Notre page sur les formations CSE économiques et SSCT obligatoires permet de situer cet apprentissage dans le parcours général des élus.
Préparer vos élus à réagir face à un danger grave et imminent
Avant chaque session, notre chef de projet, au Centre Agréé CSE, recueille le nombre de participants, leur expérience, les activités du site et les risques prioritaires.
Nous adaptons ensuite :
- les exemples ;
- les simulations ;
- le niveau d’approfondissement ;
- le format de la formation ;
- les outils remis aux participants.
La session peut être organisée sur site, en visioconférence ou en inter-entreprises. Une intervention dans l’établissement permet de travailler sur des activités communes. La classe à distance facilite la participation des élus multisites.

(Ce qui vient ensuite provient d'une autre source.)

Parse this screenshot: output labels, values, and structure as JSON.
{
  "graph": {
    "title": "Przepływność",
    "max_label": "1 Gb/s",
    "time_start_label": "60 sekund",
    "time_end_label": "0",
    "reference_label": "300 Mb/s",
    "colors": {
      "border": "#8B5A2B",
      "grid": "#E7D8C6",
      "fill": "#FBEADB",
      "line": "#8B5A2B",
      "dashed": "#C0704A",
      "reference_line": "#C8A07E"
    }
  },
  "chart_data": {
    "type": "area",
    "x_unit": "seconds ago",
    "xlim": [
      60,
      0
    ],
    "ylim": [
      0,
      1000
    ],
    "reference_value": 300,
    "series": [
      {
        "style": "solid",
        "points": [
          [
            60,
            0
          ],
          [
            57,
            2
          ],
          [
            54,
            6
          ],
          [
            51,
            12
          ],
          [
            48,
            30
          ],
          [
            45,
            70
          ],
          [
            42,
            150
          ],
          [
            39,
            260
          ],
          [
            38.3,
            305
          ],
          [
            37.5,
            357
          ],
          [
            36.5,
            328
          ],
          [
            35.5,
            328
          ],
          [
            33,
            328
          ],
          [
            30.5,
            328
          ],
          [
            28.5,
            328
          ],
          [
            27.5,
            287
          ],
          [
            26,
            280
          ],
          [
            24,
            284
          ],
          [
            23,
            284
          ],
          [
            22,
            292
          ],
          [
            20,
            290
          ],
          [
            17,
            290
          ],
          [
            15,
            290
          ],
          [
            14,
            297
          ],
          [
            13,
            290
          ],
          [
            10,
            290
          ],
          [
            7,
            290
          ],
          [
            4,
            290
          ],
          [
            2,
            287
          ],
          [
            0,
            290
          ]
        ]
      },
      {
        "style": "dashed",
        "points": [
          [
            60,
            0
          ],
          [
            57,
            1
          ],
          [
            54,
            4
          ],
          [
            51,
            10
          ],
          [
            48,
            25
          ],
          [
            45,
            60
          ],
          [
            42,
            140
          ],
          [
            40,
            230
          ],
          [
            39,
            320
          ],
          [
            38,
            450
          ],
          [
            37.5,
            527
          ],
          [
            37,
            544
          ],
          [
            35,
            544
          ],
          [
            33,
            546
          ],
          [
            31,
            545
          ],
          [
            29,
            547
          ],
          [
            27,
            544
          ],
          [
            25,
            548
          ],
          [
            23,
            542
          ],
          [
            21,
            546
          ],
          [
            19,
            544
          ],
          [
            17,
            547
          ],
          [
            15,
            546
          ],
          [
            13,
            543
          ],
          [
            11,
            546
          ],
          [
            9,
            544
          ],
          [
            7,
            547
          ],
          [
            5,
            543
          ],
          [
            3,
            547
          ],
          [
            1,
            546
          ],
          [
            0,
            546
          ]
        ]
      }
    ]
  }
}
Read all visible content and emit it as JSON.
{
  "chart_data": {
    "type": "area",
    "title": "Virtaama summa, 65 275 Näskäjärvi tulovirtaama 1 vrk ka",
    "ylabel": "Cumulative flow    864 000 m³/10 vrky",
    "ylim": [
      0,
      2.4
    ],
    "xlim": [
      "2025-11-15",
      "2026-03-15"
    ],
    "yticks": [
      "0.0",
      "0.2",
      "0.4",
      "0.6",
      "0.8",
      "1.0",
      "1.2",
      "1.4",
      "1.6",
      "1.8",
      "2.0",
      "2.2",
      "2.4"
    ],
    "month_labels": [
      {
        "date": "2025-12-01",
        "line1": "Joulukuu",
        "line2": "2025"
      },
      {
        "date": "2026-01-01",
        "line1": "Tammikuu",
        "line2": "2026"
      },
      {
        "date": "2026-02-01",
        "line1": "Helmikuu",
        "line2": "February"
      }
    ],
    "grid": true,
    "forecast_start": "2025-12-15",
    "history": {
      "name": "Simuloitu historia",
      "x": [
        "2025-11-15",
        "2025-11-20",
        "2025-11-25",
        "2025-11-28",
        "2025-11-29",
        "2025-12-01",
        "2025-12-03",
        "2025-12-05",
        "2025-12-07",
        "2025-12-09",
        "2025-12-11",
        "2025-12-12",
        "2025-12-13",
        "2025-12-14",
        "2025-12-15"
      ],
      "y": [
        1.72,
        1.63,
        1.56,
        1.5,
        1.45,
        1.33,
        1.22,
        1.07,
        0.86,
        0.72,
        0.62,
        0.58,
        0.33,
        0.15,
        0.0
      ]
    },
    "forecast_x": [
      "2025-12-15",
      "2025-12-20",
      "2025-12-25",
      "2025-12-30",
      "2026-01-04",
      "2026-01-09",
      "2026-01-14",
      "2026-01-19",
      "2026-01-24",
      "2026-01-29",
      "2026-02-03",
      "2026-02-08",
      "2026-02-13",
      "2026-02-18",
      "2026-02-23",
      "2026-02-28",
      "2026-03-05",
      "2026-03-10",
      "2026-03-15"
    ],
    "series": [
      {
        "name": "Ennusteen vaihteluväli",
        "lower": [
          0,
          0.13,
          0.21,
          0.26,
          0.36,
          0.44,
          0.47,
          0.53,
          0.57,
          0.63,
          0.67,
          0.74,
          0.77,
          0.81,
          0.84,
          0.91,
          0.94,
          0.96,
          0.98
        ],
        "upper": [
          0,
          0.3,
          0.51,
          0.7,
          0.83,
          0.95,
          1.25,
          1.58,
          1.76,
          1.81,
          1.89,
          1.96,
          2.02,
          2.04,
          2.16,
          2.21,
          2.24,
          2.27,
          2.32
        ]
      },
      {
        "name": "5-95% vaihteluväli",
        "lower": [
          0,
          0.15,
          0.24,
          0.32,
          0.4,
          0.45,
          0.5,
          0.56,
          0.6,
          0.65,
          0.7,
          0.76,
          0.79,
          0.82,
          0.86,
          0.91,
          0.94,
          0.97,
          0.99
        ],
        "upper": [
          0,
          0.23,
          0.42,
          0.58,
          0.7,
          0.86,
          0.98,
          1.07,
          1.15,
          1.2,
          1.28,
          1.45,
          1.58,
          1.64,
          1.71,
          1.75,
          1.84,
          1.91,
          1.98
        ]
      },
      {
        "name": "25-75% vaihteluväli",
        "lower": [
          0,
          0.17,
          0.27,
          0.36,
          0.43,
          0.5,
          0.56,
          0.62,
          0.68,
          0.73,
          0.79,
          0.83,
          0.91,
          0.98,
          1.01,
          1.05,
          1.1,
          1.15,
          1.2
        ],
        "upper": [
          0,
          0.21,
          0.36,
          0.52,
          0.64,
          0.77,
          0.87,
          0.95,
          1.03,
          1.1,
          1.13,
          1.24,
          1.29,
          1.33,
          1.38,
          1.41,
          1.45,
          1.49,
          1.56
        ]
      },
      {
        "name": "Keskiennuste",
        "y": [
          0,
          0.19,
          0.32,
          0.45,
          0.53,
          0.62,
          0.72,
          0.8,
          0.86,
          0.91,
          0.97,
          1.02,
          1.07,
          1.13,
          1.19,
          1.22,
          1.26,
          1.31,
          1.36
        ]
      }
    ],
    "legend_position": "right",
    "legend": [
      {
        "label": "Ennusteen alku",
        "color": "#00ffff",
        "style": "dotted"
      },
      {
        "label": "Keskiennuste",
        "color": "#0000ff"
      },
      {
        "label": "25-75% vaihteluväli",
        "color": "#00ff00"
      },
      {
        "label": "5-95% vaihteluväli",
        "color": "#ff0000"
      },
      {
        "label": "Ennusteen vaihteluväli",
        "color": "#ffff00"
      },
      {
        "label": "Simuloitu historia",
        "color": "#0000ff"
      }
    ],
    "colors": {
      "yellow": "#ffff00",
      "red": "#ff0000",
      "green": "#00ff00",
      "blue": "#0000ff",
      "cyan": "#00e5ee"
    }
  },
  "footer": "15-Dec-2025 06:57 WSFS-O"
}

L’inter-entreprises favorise le partage d’expériences.
Depuis 2015, le Centre Agréé CSE accompagne les représentants du personnel dans leurs missions de santé, de sécurité et de conditions de travail. Notre organisme est agréé DREETS, certifié Qualiopi et intervient partout en France.
Dans notre guide pratique, nous expliquons comment obtenir un devis de formation CSE adapté à votre entreprise.

Questions pratiques sur le danger grave et imminent au CSE
L’élu doit-il disposer d’une preuve définitive avant l’alerte ?
L’élu agit à partir de faits permettant de constater une cause de danger grave et imminent. L’analyse est ensuite approfondie pendant l’enquête. Une éventuelle divergence est traitée selon la procédure prévue par le Code du travail.
Le registre spécial doit-il être immédiatement accessible ?
Le registre est tenu à la disposition des représentants du personnel afin qu’ils puissent y consigner un avis daté et signé sans attendre la prochaine réunion.
L’employeur peut-il reporter l’enquête ?
La loi prévoit une enquête menée immédiatement avec le représentant ayant signalé le danger. L’employeur prend ensuite les dispositions nécessaires pour remédier à la situation.